Fascinating as usual Ken, thank you. I am still absorbing the tech, but one thing that struck me in the very detailed photos (thanks for that) it does not appear that the components, resistors, capacitors etc. were soldered to the binding posts, it looks almost as if they were welded or fused?
I am wondering if that was for reliability due to vibrations of launch ?
Right, it had to survive the vibration of the mighty Saturn V.
But even so, that construction, the insulating tubes and hot glue, I am not sure I would risk my life on that!
It's unlikely the astronauts would trust their life to this processor alone. There would be at least one backup, and probably a plan in the event of total communication failure. System design!
Could be but just looking at the block diag Ken showed, that thing looked like a really critical component that all the comm ran through, although it looks like there may have been a way to bypass it for voice only comm in an emergency.
But regardless, I still think those guys were amazingly brave, they knew the thing they were riding in was pretty cutting edge and there were big risks. (Apollo 13 of course is an example).
Thank you for all of your articles, they make hardware engineering understandable for someone like me who is a software engineer and burns himself every time he touches a soldering iron :)
> The components are liberally covered in what looks like hot glue. I suspect that the hot glue was only used in equipment for ground testing, while modules for spaceflight were fully encapsulated to prevent short circuits.
This is making me wonder, where in the world are you getting this stuff from?
A collector loaned us the premodulation processor. I think he got it from RR Auction, which regularly has auctions with lots of amazing space hardware.
>The unusual feature of this module is the encapsulated module in the upper left. This module appears to contain three transistors and five capacitors. It's unclear why these components are encased in plastic. The block diagram for this module doesn't show any special circuitry that would motivate encapsulation. I hope to reverse-engineer this module to figure this out.
I'd also say thermal coupling to ensure these components drift with some common average temperature. One thing where this would be done is e.g. an exponential converter or an antilog-amplifier, although there one would need only two transistors (one PNP and one NPN).
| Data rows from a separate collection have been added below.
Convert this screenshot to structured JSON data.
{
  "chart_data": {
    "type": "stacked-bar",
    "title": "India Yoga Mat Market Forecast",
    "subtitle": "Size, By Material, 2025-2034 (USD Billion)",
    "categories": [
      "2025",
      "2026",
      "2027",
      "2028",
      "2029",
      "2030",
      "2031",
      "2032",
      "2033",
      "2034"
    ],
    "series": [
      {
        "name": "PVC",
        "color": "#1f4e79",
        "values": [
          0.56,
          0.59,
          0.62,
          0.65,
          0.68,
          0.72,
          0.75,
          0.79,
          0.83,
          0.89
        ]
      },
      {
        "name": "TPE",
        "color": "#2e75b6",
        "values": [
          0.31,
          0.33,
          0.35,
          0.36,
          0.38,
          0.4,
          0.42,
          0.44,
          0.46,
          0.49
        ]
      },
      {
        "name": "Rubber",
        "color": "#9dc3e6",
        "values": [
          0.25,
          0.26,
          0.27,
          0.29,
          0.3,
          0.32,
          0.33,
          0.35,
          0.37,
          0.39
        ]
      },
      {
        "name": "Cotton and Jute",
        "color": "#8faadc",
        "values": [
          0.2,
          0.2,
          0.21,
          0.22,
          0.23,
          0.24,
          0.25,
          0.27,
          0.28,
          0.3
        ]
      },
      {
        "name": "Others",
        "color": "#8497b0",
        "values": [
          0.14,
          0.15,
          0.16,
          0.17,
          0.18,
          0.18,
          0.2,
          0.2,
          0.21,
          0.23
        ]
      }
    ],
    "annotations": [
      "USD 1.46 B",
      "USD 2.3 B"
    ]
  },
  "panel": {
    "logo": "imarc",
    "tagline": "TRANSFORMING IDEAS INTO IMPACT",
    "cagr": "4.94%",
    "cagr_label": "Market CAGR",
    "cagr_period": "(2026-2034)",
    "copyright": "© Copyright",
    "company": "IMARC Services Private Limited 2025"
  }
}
temperature consistency across all the parts, probably. It's the reason things like discrete current sources use dual transistor packages: important transistor parameters track strongly with temperature, and if you want them to match, the temperatures need to be the same.
I like the traveling wave tube amplifier because it's such a wild way to amplify a signal. The digital ranging using a pseudorandom sequence is also pretty cool.
That article you did on the digital ranging was fantastic in part because once you read it, you think "Yea, that is a great way to do that, why didn't I think of that!". It was both novel and easy to appreciate.
A great write-up, but for me the cherry on top is footnote #7 that describes exactly what "SCE to AUX" actually did and how it managed to reset the telemetry when Apollo 12 was struck by lightning. Very cool to finally understand what happened.
He's done a bunch of videos on the S-band transponder that is connected to the premodulation processor, but hasn't covered the premodulation processor yet.
I was 14 when Neil Armstrong set foot on the Moon, it was one of the inspirations for me to become and engineer, and no doubt had that effect on generations.
I love seeing this old Apollo gear. I know the Apollo AGC has been posted here a million times but this RF stuff was really cool to get a look at!
Yes, I expect you could put the whole premodulation processor on a single IC nowadays. Even in the late 1960s, an op amp IC could have replaced the amplifiers built from discrete components.